Context is king

My family likes doing jigsaw puzzles.  If you’ve ever done a puzzle, you know the drill:  you buy a puzzle that has an interesting picture that hints at the right degree of difficulty, you spill the pieces on the table, and using the cover as your guide, you spend many enjoyable hours putting that puzzle together.  About that all-important cover:  It tells you where you will end up when you’re done and, during the process, it helps understand the myriad inscrutable puzzle pieces dotted around your table.  Only the most hardcore puzzle fanatics, those seeking the greatest challenge, do away with the box cover — and even they look at it before starting the puzzle and put it away only after they begin their work.  The cover is context and, for puzzlers, no matter how much or how little they ultimately rely on it, context is king.

What constantly boggles my mind is how educators seem so immune to context’s benefits.  At traditional school, educators have adopted an incremental approach.  To this end, they break difficult materials down into bite-sized abstract pieces, confident that when the kids have mastered a sufficient number of these pieces, they will have a sudden, blinding revelation about the whole.  In sports, coaches teach the kids individual techniques and skills, but they forget to give them an overarching picture of the game, its strategies, goals and rules.  In chorus, they begin to teach the kids the lyrics and hand out the music by measure, without ever just singing the song for the kids.

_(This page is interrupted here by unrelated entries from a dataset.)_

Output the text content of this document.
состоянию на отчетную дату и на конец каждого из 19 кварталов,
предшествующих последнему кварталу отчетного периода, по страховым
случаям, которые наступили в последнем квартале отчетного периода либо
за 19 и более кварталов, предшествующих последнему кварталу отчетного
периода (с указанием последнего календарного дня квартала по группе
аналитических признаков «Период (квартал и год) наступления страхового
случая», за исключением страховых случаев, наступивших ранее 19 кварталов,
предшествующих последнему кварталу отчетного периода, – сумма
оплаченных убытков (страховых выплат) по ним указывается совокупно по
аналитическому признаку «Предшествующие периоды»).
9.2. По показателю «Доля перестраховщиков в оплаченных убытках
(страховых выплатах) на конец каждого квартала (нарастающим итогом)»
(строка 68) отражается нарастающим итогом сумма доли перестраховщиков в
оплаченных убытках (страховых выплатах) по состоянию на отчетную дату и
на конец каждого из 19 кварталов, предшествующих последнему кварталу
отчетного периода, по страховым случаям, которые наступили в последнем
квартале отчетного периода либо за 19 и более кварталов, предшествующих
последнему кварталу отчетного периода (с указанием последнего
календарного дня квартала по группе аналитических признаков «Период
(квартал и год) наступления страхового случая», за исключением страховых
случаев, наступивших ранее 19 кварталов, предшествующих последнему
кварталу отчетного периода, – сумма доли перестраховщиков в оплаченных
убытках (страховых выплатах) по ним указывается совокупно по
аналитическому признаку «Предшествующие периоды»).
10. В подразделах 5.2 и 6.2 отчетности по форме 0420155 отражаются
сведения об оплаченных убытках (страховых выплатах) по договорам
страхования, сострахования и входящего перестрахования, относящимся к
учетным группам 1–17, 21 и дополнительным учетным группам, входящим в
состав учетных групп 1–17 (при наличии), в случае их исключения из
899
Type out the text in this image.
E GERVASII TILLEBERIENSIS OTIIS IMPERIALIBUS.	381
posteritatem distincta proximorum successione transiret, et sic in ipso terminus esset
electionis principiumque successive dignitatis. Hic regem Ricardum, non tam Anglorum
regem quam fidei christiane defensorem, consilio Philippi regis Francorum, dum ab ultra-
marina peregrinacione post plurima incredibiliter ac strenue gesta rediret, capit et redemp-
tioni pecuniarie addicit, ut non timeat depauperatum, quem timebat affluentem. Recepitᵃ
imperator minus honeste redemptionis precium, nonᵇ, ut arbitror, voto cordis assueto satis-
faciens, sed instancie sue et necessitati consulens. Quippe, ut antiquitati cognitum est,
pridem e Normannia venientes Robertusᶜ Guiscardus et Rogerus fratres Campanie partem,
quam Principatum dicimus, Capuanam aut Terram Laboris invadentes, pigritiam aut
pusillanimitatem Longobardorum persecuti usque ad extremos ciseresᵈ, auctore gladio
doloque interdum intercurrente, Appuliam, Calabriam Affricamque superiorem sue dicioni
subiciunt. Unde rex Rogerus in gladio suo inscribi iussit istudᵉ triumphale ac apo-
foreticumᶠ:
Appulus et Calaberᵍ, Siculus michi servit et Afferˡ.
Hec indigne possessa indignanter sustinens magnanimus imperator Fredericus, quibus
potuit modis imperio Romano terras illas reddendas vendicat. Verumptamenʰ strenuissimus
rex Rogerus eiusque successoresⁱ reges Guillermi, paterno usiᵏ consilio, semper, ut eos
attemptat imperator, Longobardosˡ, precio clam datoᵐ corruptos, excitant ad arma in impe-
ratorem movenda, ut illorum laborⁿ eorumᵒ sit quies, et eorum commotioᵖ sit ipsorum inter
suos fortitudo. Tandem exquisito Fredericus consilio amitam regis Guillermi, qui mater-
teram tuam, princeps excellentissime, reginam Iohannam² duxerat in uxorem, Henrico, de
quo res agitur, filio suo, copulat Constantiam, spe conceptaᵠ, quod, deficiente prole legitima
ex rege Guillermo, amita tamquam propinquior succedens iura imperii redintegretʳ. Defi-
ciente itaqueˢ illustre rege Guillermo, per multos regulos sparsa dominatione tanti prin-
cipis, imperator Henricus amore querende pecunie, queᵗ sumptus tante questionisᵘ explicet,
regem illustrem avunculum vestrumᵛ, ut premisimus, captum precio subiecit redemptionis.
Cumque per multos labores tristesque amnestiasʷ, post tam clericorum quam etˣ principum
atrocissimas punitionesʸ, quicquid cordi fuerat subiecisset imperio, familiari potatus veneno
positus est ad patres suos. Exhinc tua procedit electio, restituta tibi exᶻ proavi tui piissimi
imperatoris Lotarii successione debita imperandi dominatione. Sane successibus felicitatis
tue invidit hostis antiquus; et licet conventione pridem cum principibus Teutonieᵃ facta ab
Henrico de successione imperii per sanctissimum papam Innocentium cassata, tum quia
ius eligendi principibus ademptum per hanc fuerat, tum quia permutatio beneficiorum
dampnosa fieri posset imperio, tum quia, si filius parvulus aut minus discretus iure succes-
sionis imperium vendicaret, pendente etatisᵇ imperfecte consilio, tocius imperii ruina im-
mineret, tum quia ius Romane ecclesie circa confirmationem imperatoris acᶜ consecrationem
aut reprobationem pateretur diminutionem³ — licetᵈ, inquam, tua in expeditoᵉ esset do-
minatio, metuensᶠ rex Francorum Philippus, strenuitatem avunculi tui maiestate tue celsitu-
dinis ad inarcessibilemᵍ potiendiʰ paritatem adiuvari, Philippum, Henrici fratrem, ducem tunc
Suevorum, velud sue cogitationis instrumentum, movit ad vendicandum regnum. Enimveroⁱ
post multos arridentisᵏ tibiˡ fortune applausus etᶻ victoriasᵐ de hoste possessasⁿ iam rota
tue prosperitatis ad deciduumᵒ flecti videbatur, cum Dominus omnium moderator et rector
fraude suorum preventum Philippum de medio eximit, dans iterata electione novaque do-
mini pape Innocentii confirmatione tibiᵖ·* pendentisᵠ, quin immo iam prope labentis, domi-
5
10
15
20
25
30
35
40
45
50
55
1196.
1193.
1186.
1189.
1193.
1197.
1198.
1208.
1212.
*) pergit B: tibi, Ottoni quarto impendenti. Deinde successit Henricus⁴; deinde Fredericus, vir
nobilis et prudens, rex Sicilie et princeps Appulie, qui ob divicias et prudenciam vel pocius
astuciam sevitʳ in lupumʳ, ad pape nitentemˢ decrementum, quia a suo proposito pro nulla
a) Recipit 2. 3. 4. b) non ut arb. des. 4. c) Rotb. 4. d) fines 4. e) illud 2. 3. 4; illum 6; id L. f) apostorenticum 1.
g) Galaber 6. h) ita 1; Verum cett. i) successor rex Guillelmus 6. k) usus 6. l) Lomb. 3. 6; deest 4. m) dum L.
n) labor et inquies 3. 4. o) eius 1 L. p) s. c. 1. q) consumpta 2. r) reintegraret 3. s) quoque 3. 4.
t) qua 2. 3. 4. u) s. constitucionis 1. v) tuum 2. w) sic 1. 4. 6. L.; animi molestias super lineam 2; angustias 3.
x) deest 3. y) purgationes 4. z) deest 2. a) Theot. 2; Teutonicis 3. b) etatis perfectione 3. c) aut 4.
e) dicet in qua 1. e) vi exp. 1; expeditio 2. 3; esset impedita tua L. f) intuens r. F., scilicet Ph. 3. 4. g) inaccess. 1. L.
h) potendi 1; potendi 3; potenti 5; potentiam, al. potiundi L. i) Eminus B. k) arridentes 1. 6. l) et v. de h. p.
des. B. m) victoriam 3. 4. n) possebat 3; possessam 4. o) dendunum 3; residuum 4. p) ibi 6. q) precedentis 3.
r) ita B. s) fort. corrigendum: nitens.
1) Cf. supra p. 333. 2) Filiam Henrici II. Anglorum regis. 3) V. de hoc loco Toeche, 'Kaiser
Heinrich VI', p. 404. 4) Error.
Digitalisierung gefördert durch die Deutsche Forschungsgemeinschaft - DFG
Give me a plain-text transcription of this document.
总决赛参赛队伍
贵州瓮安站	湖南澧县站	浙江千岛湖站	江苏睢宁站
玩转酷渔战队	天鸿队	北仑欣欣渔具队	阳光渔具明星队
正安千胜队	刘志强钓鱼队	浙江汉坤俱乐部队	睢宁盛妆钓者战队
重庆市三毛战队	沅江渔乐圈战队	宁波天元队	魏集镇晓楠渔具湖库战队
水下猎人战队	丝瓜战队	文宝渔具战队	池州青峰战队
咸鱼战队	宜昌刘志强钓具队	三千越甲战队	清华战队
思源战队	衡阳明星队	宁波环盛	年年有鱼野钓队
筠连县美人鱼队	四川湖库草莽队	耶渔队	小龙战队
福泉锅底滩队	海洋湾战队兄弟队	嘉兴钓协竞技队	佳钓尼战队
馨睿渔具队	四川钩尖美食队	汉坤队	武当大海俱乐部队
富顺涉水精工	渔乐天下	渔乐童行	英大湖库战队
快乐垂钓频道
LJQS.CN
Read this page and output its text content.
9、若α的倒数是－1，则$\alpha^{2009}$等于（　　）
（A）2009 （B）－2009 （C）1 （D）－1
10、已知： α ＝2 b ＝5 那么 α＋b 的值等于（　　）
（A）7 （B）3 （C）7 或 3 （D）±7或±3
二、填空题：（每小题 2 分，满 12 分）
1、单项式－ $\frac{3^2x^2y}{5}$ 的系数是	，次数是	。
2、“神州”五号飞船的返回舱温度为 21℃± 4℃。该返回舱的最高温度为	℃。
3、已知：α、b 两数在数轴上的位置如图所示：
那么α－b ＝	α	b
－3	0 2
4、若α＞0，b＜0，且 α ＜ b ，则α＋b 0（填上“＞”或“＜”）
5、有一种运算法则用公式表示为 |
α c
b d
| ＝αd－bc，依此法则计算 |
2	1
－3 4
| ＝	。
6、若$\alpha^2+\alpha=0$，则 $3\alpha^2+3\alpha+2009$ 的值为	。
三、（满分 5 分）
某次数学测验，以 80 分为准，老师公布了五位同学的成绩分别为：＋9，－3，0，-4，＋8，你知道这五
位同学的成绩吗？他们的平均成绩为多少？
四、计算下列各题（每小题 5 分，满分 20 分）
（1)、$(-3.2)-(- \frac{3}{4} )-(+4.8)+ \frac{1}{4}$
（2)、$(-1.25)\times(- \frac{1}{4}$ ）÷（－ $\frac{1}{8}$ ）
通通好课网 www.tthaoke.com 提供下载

Actually, all of these methods work, at least for the bright kids, who have committed teachers and education-rich home and school environments.  What irritates me about the whole situation is that it’s such a crazy, difficult way to do things.  It’s the opposite of Occam’s razor, with the educator choosing the most difficult, infelicitous, circuitous route to conveying information.  It gives children neither goals nor guidelines.  Children feel frustrated and lost, just as the amateur puzzle-maker feels frustrated if his box cover vanishes.

My question for you, because it’s one I am completely unable to answer despite years of asking it of myself, is why do people think there is a virtue to teaching kids in puzzle pieces, without ever showing them the larger picture?